Luna und Jet haben es geliebt. Spielen, buddeln und nach Lust und Laune rumtoben!
Gleichzeitig gründeten wir unsere Firma und ich begann meine Ausbildung zum Wildnisführer. Johanna kümmerte sich um die Entwicklung unseres Unternehmens und ich begann ein Praktikum in einem anderen Kennel, um mein Wissen über Training und Ernährung der Schlittenhunde zu vertiefen.
Wann immer Zeit war, machten wir Ausflüge mit Jet und Luna. Wir begannen mit Kickschlittentouren, sobald es Schnee gab. Für Schlittentouren sind 2 Hunde natürlich ein bisschen wenig. Mit vier Hunden könnten wir allerdings….
Das Team wächst
Also zogen die nächsten Schlittenhunde Kesik und Sapun zu uns und wir bauten Zwinger Nummer 2. Alle Vierbeiner kamen super miteinander aus und mit einem geliehenen Schlitten unternahmen wir dann auch endlich unsere erste kleine Schlittentour mit den eigenen 4 Hunden.
Luna war von Anfang an eine richtige Zugmaschine und lehnte sich sofort ins Geschirr um los zu legen. Jet tat das Gleiche – zumindest auf den ersten Kilometern – – danach ist sie eher mitgelaufen als wirklich zu ziehen. Als die Touren länger wurden, 30 km und mehr, machte Jet ihr Unlust sehr deutlich, indem er sich auf den Boden warf und klar signalisierte: “Ich will umdrehen! Ich möchte nach Hause!”
Wir haben eine Weile versucht, es ihr bequemer zu machen. Vielleicht passt das Geschirr nicht richtig? Vielleicht hat sie eine Verspannung am Rücken? Aber irgendwann war es klar. Sie will einfach nicht auf so lange Touren! Dabei ist es dann auch geblieben.
Luna hingegen wollte immer rennen, immer ziehen. Sie war vielleicht nicht die Schnellste, aber sie war sehr konstant und 100% zuverlässig!
Unsere Lieblingstour begann direkt an unserem Haus in Kainulasjärvi. Der Trail führte auf einem Waldweg zu einem kleinen Berg. Oft konnten wir rechts und links vom Trail Birkhühner sehen, die beim Auffliegen regelrechte Schneeexplosionen verursachten. Der Blick vom Berg über die Sümpfe und den Wald war immer ein besonderer Moment.

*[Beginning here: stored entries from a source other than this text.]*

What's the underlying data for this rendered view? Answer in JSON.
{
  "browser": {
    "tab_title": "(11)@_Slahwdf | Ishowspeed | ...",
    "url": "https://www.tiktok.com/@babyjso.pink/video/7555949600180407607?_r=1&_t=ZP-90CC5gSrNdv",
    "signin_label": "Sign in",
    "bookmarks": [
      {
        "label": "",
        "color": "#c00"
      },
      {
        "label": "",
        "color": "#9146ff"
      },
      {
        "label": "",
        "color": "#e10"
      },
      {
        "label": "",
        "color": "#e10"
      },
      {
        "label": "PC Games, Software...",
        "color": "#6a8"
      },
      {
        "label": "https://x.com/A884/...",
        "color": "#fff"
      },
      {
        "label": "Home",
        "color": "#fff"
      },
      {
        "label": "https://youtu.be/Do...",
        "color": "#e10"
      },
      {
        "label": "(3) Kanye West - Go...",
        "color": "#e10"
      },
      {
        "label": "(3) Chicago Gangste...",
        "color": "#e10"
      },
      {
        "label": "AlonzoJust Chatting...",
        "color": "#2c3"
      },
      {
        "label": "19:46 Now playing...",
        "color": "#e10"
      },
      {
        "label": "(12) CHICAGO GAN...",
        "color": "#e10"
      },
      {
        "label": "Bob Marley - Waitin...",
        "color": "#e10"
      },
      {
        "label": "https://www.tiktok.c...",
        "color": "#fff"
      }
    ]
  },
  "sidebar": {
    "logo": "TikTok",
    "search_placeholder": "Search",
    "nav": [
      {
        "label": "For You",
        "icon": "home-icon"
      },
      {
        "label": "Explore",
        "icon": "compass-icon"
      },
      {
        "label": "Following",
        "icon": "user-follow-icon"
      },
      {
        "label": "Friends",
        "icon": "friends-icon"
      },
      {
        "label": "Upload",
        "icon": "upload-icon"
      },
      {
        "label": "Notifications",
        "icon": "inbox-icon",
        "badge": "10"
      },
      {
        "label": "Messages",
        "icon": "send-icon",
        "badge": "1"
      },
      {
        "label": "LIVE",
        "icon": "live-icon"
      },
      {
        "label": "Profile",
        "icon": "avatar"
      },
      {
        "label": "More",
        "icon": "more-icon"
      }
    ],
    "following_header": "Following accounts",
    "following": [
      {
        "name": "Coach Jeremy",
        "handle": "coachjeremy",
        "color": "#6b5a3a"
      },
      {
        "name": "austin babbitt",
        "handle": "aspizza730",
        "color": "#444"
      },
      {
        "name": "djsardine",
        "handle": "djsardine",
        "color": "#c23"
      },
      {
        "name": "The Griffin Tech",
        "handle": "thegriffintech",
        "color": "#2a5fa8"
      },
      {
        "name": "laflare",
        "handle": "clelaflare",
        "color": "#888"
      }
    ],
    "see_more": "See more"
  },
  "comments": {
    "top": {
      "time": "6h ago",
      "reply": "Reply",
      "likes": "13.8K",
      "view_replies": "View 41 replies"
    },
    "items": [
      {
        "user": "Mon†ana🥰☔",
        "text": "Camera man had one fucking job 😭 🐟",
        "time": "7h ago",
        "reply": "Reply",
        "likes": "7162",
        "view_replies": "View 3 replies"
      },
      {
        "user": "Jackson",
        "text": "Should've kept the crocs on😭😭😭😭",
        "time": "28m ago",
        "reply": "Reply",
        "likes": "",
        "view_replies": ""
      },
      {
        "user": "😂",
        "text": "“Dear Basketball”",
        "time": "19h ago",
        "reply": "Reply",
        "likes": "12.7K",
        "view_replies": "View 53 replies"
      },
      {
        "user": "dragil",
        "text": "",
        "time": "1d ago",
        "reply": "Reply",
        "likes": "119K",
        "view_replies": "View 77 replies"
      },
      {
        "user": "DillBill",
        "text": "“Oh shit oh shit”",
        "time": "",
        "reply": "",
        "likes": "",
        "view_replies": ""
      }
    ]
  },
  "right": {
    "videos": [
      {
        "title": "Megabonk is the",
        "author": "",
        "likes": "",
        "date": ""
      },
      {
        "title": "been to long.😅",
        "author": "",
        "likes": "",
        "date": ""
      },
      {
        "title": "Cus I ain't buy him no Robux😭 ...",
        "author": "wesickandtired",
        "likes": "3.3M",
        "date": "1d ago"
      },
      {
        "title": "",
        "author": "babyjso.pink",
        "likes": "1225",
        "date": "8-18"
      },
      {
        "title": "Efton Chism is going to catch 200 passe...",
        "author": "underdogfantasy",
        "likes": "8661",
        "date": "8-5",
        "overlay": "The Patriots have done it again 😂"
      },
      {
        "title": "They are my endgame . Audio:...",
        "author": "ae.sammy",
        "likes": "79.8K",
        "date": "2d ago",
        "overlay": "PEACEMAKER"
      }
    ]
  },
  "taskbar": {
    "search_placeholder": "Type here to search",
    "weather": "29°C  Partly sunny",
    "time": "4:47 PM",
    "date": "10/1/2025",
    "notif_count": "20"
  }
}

Unsere Firma begann langsam zu wachsen und sehr bald boten wir unsere ersten eigenen Wildnisreisen mit Übernachtungen in gemütlichen Wildniscamps an.
Zu dieser Zeit muss es gewesen sein, dass Johanna und ich zu einer Reisemesse fuhren. Wir überließen Jet und Luna zwei Wochen lang an eine Freundin. Es war die Zeit der ersten Läufigkeit. Als wir zurückkamen, hatte sich etwas in ihrer Beziehung geändert, etwas war zwischen ihnen schwierig geworden. Wir hatten wenig Erfahrung mit dieser Art von Problem und es dauerte nicht lange, bis sich die beiden arg in der Wolle lagen.
Unsere einzige Lösung bestand darin, sie getrennt zu halten, sobald sie unbeaufsichtigt waren. Sie stritten sich sehr stark und verletzten sich auch manchmal entsprechend. Keine von ihnen wollte sich unterwerfen.
Der Kennel wird erweitert, mal wieder
Also haben wir Zwinger Nummer 3 gebaut, um genug Platz für sie zu haben. Gleichzeitig haben wir den Kennel um den fünften Hund, Kate, erweitert.
Johanna hatte sich in den Kopf gesetzt, gerne einen Wachhund haben zu wollen. Wir wohnten 2 Kilometer vom nächsten Nachbarn entfernt und die Vorstellung, dass ein Hund ein Auge auf unser Zuhause hat, gefiel ihr.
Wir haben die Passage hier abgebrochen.